Hangman DQN Model: Hangman DQN Baseline
A Deep Q-Network (DQN) model trained to play Hangman using a Dueling Q-Network architecture with Transformer encoder.
Model Description
This model uses a Dueling Q-Network architecture with:
- Transformer Encoder: 2 layers, 4 heads, 128 model dimension
- Dueling Architecture: Separate value and advantage streams
- Input Features: Word pattern, tried letters, word length, priors
- Output: Q-values for 26 possible letter choices
Performance
Current Model Performance
- Win Rate: 0.010
- Best Baseline: cand (0.870)
- Performance Gap: 0.860
Baseline Comparison
Strategy | Win Rate | Description |
---|---|---|
CAND | 0.866 | Candidate filtering (optimal) |
IGX | 0.127 | Information gain exact |
POS | 0.160 | Positional priors |
LEN | 0.112 | Length-based priors |
IG | 0.100 | Information gain |
Model Architecture
DuelingQNet(
d_model=128,
nhead=4,
nlayers=2,
ff_mult=4,
max_len=35,
dropout=0.1
)
Usage
import torch
from hangman.rl.models import DuelingQNet
# Load model
model = DuelingQNet(d_model=128, nhead=4, nlayers=2, ff_mult=4, max_len=35, dropout=0.1)
checkpoint = torch.load('bc_dueling_qnet.pt', map_location='cpu')
model.load_state_dict(checkpoint['model'])
# Use with hangman environment
# (See simulator_playground.py for complete usage)
Training Details
- Teacher Strategy: IGX (Information Gain Exact)

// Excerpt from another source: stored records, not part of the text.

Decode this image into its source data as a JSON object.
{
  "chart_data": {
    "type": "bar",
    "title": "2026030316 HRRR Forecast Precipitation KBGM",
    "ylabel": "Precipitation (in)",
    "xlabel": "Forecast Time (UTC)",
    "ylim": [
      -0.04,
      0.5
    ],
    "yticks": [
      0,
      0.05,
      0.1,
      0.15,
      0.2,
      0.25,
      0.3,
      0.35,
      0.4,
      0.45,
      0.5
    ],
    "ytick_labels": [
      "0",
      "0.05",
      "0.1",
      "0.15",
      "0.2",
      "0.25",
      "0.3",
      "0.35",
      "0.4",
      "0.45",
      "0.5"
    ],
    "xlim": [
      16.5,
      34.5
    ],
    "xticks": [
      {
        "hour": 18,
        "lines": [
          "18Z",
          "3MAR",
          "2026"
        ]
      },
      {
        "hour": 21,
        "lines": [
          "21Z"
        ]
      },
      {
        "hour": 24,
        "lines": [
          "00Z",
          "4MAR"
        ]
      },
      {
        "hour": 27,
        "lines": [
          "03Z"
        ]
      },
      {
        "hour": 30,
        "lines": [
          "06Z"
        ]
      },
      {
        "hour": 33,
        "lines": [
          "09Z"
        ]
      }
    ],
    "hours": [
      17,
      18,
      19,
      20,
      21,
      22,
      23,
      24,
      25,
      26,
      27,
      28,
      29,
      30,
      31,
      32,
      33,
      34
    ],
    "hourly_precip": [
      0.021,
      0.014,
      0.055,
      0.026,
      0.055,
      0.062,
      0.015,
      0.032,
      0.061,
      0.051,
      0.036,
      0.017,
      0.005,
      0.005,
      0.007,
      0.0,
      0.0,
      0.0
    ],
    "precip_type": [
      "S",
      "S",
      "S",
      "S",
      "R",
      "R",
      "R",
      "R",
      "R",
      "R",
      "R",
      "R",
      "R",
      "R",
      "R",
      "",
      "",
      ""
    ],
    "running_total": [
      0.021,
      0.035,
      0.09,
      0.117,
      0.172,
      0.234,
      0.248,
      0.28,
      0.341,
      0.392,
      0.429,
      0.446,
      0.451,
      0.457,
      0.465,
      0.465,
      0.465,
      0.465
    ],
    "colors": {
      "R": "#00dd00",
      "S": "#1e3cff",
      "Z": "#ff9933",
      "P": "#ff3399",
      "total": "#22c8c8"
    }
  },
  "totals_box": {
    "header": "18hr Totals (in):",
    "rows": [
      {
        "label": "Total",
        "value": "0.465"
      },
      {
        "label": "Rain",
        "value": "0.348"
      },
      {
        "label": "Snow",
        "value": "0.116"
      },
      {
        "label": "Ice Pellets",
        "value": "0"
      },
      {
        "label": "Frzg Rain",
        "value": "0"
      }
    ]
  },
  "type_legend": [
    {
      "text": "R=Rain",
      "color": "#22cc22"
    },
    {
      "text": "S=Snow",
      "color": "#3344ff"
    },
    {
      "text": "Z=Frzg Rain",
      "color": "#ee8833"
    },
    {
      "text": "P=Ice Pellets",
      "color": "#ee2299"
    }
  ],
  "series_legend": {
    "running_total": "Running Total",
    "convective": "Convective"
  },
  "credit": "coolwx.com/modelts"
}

- Training Method: Behavior Cloning
- Dataset: 227,300 words from training dictionary
- Word Lengths: 4-12 characters
- Max Tries: 6
Evaluation
The model is evaluated using the simulator_playground.py
script which provides:
- Performance comparison with heuristic baselines
- Individual game decision analysis
- Q-value pattern analysis
- Comprehensive reporting
Files
bc_dueling_qnet.pt
: PyTorch model checkpointsimulator_playground.py
: Evaluation and analysis tooltraining_monitor.py
: Training progress monitoringperformance_report.md
: Detailed performance analysis
Limitations
- Current Performance: Significantly underperforms optimal CAND strategy
- Training Data: Limited to 1,000 seeding episodes
- Teacher Strategy: Uses suboptimal IGX instead of CAND
- Architecture: May need enhancement for better performance
Future Improvements
- Retrain with CAND Teacher: Use 86.6% win rate CAND strategy as teacher
- Enhanced Architecture: Add candidate priors and better feature fusion
- More Training Data: Increase seeding episodes and success rate
- Curriculum Learning: Progressive difficulty training
Citation
@misc{hangman-dqn-hangman dqn baseline,
title={Hangman DQN: Deep Q-Network for Hangman Game},
author={Your Name},
year={2025},
publisher={Hugging Face},
howpublished={\url{https://huggingface.co/your-username/hangman dqn baseline}}
}
License
MIT License - see LICENSE file for details.